Inspirée par les théories du mobility turn de John Urry et par la notion de nomadisme de Rosi Braidotti et de Gilles Deleuze et Félix Guattari, Adina Balint réfléchit aux rapports entre les frontières identitaires, spatiales et poétiques qui produisent de nouvelles figures d’appartenance. Cet ouvrage dont la réflexion se situe à la croisée des études littéraires, des études comparatistes et transculturelles explore des similitudes et différences entre les modes de représentation de la mobilité (géographique, des individus, des imaginaires) et la mise en tension entre le sujet littéraire, le territoire et la communauté chez Anaïs Barbeau-Lavalette, Simone Chaput, Sergio Kokis, Catherine Mavrikakis, Régine Robin, Maylise de Kerangal, J.M.G. Le Clézio et Andreï Makine. Il en ressort que la mobilité n’est pas une action achevée mais un processus inachevé/inachevable porteur d’une influence directe sur le devenir du personnage-narrateur/narratrice et de sa créativité.

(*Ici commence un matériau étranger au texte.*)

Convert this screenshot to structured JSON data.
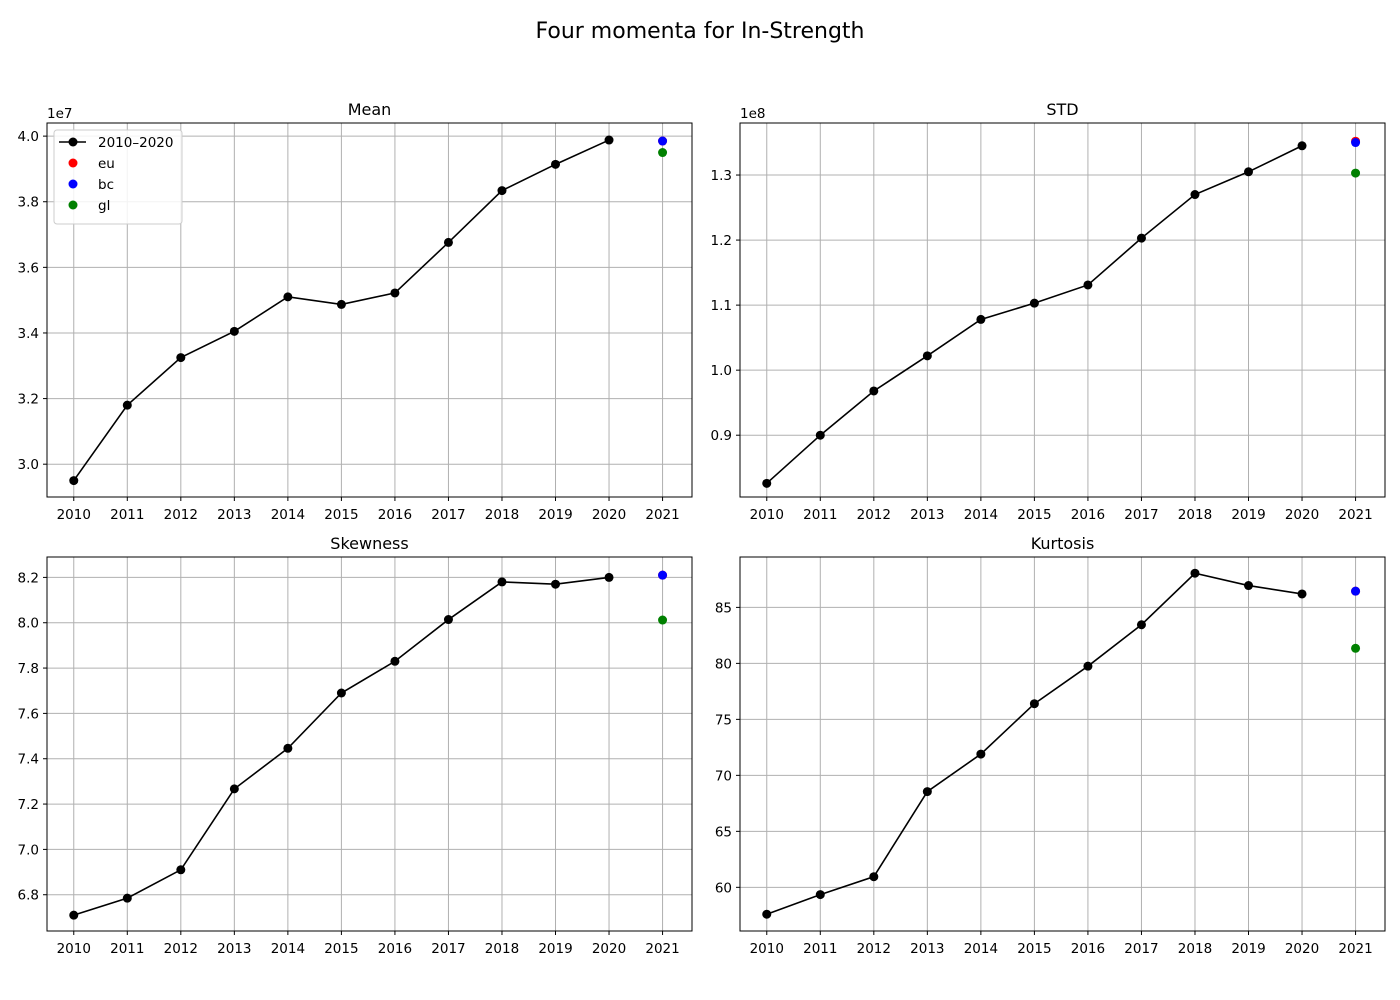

Adina Balint est professeure agrégée à l’Université de Winnipeg, au Canada. Ses recherches portent sur la littérature française des XXe et XXIe siècles, plus particulièrement, sur la poétique de la création (La poétique de la création chez J.M.G. Le Clézio, 2016), le concept de transculture et les rapports soi-autre (Rencontre des imaginaires, imaginaires transculturels au Canada et dans les Amériques [codir.], 2018).